The ATP-Dependent Lon Protease of Salmonella enterica Serovar Typhimurium Regulates Invasion and Expression of Genes Carried on Salmonella Pathogenicity Island 1

Akiko Takaya,1 Toshifumi Tomoyasu,1 Akane Tokumitsu,1 Mizue Morioka,2 and Tomoko Yamamoto1*

Department of Microbiology and Molecular Genetics, Graduate School of Pharmaceutical Sciences, Chiba University, Chiba 263-8522,1 Department of Biological Sciences, Graduate School of Science, The University of Tokyo,Tokyo 113-0033, Japan2

Received 13 August 2001/ Accepted 1 October 2001

An early step in the pathogenesis of Salmonella enterica serovar Typhimurium infection is bacterial penetration of the intestinal epithelium. Penetration requires the expression of invasion genes found in Salmonella pathogenicity island 1 (SPI1). These genes are controlled in a complex manner by regulators in SPI1, including HilA and InvF, and those outside SPI1, such as two-component regulatory systems and small DNA-binding proteins. We report here that the expression of invasion genes and the invasive phenotype of S. enterica serovar Typhimurium are negatively regulated by the ATP-dependent Lon protease, which is known to be a major contributor to proteolysis in Escherichia coli. A disrupted mutant of lon was able to efficiently invade cultured epithelial cells and showed increased production and secretion of three identified SPI1 proteins, SipA, SipC, and SipD. The lon mutant also showed a dramatic enhancement in transcription of the SPI1 genes hilA, invF, sipA, and sipC. The increases ranged from 10-fold to almost 40-fold. It is well known that the expression of SPI1 genes is also regulated in response to several environmental conditions. We found that the disruption of lon does not abolish the repression of hilA and sipC expression by high-oxygen or low-osmolarity conditions, suggesting that Lon represses SPI1 gene expression by a regulatory pathway independent of these environmental signals. Since HilA is thought to function as a central regulator of SPI1 gene expression, it is speculated that Lon may regulate SPI1 gene expression by proteolysis of putative factors required for activation of hilA expression.

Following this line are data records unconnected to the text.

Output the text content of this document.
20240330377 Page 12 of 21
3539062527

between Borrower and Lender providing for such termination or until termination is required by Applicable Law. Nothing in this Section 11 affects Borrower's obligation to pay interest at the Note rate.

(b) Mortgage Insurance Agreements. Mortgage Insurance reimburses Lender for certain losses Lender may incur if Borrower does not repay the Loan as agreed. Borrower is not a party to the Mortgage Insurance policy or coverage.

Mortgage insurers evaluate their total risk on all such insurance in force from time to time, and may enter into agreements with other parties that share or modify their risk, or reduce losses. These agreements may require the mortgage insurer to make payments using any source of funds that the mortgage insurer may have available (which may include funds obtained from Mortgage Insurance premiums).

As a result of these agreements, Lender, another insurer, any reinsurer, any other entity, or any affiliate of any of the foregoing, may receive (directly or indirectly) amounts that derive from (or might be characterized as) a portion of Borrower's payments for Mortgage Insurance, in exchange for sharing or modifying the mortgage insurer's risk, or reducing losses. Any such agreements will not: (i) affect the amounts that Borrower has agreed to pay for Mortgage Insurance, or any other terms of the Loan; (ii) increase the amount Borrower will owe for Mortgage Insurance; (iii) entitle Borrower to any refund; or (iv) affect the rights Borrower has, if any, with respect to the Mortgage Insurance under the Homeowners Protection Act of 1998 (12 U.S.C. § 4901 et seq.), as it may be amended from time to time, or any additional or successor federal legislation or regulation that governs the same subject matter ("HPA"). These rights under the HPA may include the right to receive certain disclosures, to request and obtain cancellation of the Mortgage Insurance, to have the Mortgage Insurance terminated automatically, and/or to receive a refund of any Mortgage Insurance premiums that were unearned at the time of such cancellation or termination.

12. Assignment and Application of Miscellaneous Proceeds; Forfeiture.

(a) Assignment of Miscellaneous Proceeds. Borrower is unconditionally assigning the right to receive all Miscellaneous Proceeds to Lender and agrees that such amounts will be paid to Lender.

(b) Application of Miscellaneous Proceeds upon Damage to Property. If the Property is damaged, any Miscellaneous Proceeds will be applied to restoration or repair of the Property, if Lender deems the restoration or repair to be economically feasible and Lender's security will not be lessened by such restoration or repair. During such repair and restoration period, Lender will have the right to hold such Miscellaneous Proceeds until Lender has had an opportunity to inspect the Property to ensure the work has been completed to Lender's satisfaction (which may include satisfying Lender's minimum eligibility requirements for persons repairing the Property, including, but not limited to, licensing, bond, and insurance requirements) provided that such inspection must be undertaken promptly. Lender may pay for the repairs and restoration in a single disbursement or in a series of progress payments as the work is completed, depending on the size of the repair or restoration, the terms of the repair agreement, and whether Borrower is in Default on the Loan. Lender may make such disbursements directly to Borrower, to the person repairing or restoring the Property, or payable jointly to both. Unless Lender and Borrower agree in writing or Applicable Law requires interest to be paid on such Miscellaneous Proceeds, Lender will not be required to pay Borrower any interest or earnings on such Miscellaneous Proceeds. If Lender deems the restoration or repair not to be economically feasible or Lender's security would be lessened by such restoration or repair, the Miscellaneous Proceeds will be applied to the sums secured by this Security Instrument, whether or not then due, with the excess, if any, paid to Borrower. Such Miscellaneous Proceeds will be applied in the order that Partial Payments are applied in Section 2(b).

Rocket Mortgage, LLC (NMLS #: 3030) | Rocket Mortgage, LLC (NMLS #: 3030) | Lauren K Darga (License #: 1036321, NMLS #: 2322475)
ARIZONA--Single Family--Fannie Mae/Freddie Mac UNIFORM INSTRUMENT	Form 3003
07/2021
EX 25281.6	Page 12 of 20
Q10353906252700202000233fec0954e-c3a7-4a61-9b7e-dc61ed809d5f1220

* Corresponding author. Mailing address: Department of Microbiology and Molecular Genetics, Graduate School of Pharmaceutical Sciences, Chiba University, 1-33 Yayoi-cho, Inage-ku, Chiba 263-8522, Japan. Phone: (81) 43-290-2928. Fax: (81) 43-290-2929. E-mail: tomoko-y{at}p.chiba-u.ac.jp.


Journal of Bacteriology, January 2002, p. 224-232, Vol. 184, No. 1
0021-9193/01/$04.00+0     DOI: 10.1128/JB.184.1.224-232.2002
Copyright © 2002, American Society for Microbiology. All Rights Reserved.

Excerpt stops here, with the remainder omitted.